Portée par la force et l’indépendance de sa grand-mère et de sa mère, Laura déniche un contrat comme fille au pair dans une famille d’origine irlandaise. Logée, nourrie et blanchie, elle s’occupe des enfants, apprend l’anglais et profite de ses temps libres pour se créer un réseau en sol québécois. La jeune immigrante travaille en effet à briser le cycle de la solitude et de l’isolement souvent lié au processus d’intégration.
« Tout est possible »
Laura Noyer et son fils
Tout est possible, oui, surtout parce que Laura se donne les moyens de réussir. Peu après son arrivée, elle choisit de s’impliquer en faisant du bénévolat. Elle trouve chaussure à son pied au Collectif des femmes immigrantes du Québec, un organisme d’aide à l’intégration. Elle y rencontre Aoura Bizzarri, directrice du Collectif et militante pour les droits des femmes immigrantes depuis plus de 30 ans. Elle partage avec elle plusieurs valeurs, dont la justice sociale et la rigueur au travail. En l’espace de quelques années, elle passe de bénévole à coordonnatrice de projets pour l’employabilité à Montréal et pour le Centre de femmes.

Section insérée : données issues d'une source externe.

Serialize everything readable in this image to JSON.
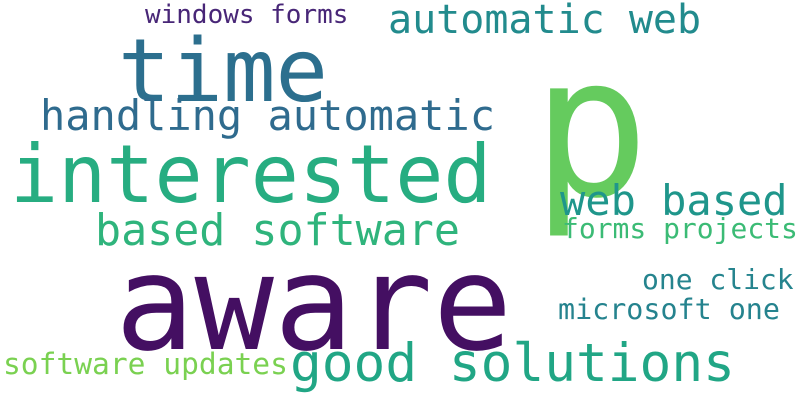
{
  "word_cloud": {
    "words": [
      {
        "text": "aware",
        "color": "#440f62"
      },
      {
        "text": "p",
        "color": "#65cb5e"
      },
      {
        "text": "interested",
        "color": "#27ad81"
      },
      {
        "text": "time",
        "color": "#2c6f8e"
      },
      {
        "text": "good solutions",
        "color": "#21a685"
      },
      {
        "text": "automatic web",
        "color": "#228b8d"
      },
      {
        "text": "handling automatic",
        "color": "#2f6b8e"
      },
      {
        "text": "based software",
        "color": "#2fb47c"
      },
      {
        "text": "web based",
        "color": "#1f968b"
      },
      {
        "text": "windows forms",
        "color": "#482677"
      },
      {
        "text": "forms projects",
        "color": "#3bbb75"
      },
      {
        "text": "one click",
        "color": "#25848e"
      },
      {
        "text": "microsoft one",
        "color": "#25838e"
      },
      {
        "text": "software updates",
        "color": "#7ad151"
      }
    ]
  }
}
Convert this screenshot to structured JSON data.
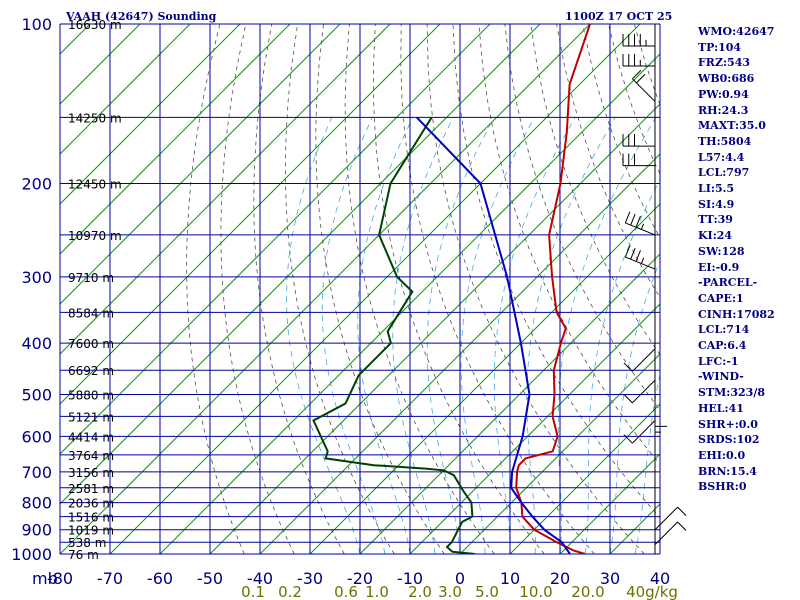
{
  "header": {
    "title": "VAAH (42647) Sounding",
    "timestamp": "1100Z 17 OCT 25"
  },
  "indices": [
    "WMO:42647",
    "TP:104",
    "FRZ:543",
    "WB0:686",
    "PW:0.94",
    "RH:24.3",
    "MAXT:35.0",
    "TH:5804",
    "L57:4.4",
    "LCL:797",
    "LI:5.5",
    "SI:4.9",
    "TT:39",
    "KI:24",
    "SW:128",
    "EI:-0.9",
    "-PARCEL-",
    "CAPE:1",
    "CINH:17082",
    "LCL:714",
    "CAP:6.4",
    "LFC:-1",
    "-WIND-",
    "STM:323/8",
    "HEL:41",
    "SHR+:0.0",
    "SRDS:102",
    "EHI:0.0",
    "BRN:15.4",
    "BSHR:0"
  ],
  "colors": {
    "grid": "#0000a0",
    "isotherm": "#00a000",
    "dry_adiabat": "#505050",
    "moist_adiabat": "#4aa8e0",
    "temperature": "#c00000",
    "dewpoint": "#004000",
    "parcel": "#0000c0",
    "axis_text": "#000080",
    "mixing_text": "#707000"
  },
  "chart_data": {
    "type": "line",
    "title": "VAAH (42647) Sounding",
    "x_axis": {
      "unit_label": "mb",
      "ticks": [
        -80,
        -70,
        -60,
        -50,
        -40,
        -30,
        -20,
        -10,
        0,
        10,
        20,
        30,
        40
      ]
    },
    "y_axis": {
      "scale": "log",
      "ticks": [
        100,
        200,
        300,
        400,
        500,
        600,
        700,
        800,
        900,
        1000
      ],
      "ylim": [
        100,
        1000
      ]
    },
    "mixing_ratio_labels": [
      "0.1",
      "0.2",
      "0.6",
      "1.0",
      "2.0",
      "3.0",
      "5.0",
      "10.0",
      "20.0",
      "40g/kg"
    ],
    "heights": [
      {
        "p": 100,
        "label": "16630 m"
      },
      {
        "p": 150,
        "label": "14250 m"
      },
      {
        "p": 200,
        "label": "12450 m"
      },
      {
        "p": 250,
        "label": "10970 m"
      },
      {
        "p": 300,
        "label": "9710 m"
      },
      {
        "p": 350,
        "label": "8584 m"
      },
      {
        "p": 400,
        "label": "7600 m"
      },
      {
        "p": 450,
        "label": "6692 m"
      },
      {
        "p": 500,
        "label": "5880 m"
      },
      {
        "p": 550,
        "label": "5121 m"
      },
      {
        "p": 600,
        "label": "4414 m"
      },
      {
        "p": 650,
        "label": "3764 m"
      },
      {
        "p": 700,
        "label": "3156 m"
      },
      {
        "p": 750,
        "label": "2581 m"
      },
      {
        "p": 800,
        "label": "2036 m"
      },
      {
        "p": 850,
        "label": "1516 m"
      },
      {
        "p": 900,
        "label": "1019 m"
      },
      {
        "p": 950,
        "label": "538 m"
      },
      {
        "p": 1000,
        "label": "76 m"
      }
    ],
    "series": [
      {
        "name": "Temperature",
        "points": [
          [
            100,
            -80
          ],
          [
            130,
            -72
          ],
          [
            160,
            -63
          ],
          [
            200,
            -54
          ],
          [
            250,
            -46
          ],
          [
            300,
            -37
          ],
          [
            350,
            -29
          ],
          [
            375,
            -24
          ],
          [
            400,
            -22
          ],
          [
            450,
            -18
          ],
          [
            500,
            -13
          ],
          [
            550,
            -9
          ],
          [
            600,
            -4
          ],
          [
            640,
            -2
          ],
          [
            660,
            -6
          ],
          [
            680,
            -6
          ],
          [
            700,
            -5
          ],
          [
            750,
            -2
          ],
          [
            800,
            2
          ],
          [
            850,
            5
          ],
          [
            900,
            10
          ],
          [
            950,
            17
          ],
          [
            985,
            22
          ],
          [
            1000,
            25
          ]
        ]
      },
      {
        "name": "Dewpoint",
        "points": [
          [
            150,
            -93
          ],
          [
            200,
            -88
          ],
          [
            250,
            -80
          ],
          [
            300,
            -68
          ],
          [
            320,
            -62
          ],
          [
            380,
            -59
          ],
          [
            400,
            -56
          ],
          [
            460,
            -56
          ],
          [
            520,
            -53
          ],
          [
            560,
            -56
          ],
          [
            640,
            -47
          ],
          [
            660,
            -46
          ],
          [
            680,
            -35
          ],
          [
            690,
            -24
          ],
          [
            695,
            -20
          ],
          [
            710,
            -17
          ],
          [
            760,
            -12
          ],
          [
            800,
            -8
          ],
          [
            850,
            -5
          ],
          [
            870,
            -6
          ],
          [
            950,
            -4
          ],
          [
            970,
            -4
          ],
          [
            990,
            -2
          ],
          [
            1000,
            3
          ]
        ]
      },
      {
        "name": "Parcel",
        "points": [
          [
            150,
            -96
          ],
          [
            200,
            -70
          ],
          [
            300,
            -46
          ],
          [
            400,
            -30
          ],
          [
            500,
            -18
          ],
          [
            600,
            -11
          ],
          [
            700,
            -6
          ],
          [
            750,
            -3
          ],
          [
            800,
            2
          ],
          [
            850,
            7
          ],
          [
            900,
            12
          ],
          [
            950,
            18
          ],
          [
            1000,
            22
          ]
        ]
      }
    ],
    "wind_barbs": [
      {
        "p": 110,
        "dir": "W",
        "speed": 35
      },
      {
        "p": 120,
        "dir": "W",
        "speed": 25
      },
      {
        "p": 140,
        "dir": "NW",
        "speed": 20
      },
      {
        "p": 170,
        "dir": "W",
        "speed": 30
      },
      {
        "p": 185,
        "dir": "W",
        "speed": 30
      },
      {
        "p": 250,
        "dir": "WNW",
        "speed": 25
      },
      {
        "p": 290,
        "dir": "WNW",
        "speed": 25
      },
      {
        "p": 410,
        "dir": "SW",
        "speed": 10
      },
      {
        "p": 470,
        "dir": "SW",
        "speed": 10
      },
      {
        "p": 560,
        "dir": "SW",
        "speed": 10
      },
      {
        "p": 660,
        "dir": "N",
        "speed": 5
      },
      {
        "p": 900,
        "dir": "NE",
        "speed": 10
      },
      {
        "p": 960,
        "dir": "NE",
        "speed": 10
      }
    ]
  }
}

Et, puisque tout est possible, elle entreprend parallèlement des études en archivistique et en muséologie. Son parcours est aussi marqué par une belle pause, lorsqu’elle donne naissance à son fils Timo, en 2013, à Montréal.
Armée pour défendre la cause
Laura Noyer et sa mère
En effet, en 2015, plus de 63 % des immigrants montréalais détenant un diplôme universitaire étranger sont surqualifiés pour le travail qu’ils occupent. Or, rappelons que les immigrants économiques sont notamment sélectionnés sur la base de leurs qualifications. Par ailleurs, en comparaison aux hommes, les femmes immigrantes assument davantage le fardeau de l’intégration en acceptant des emplois sous-qualifiés et mal payés, mais qui permettent la survie familiale. Aux difficultés d’intégration s’ajoutent les défis liés à la conciliation travail-famille, dont le manque de places en service de garde subventionné. Laura est quotidiennement aux prises avec cette réalité. Pour elle, le plus difficile demeure d’annoncer à ces femmes qualifiées et expérimentées qu’elles devront sans doute mettre une croix sur la carrière rêvée.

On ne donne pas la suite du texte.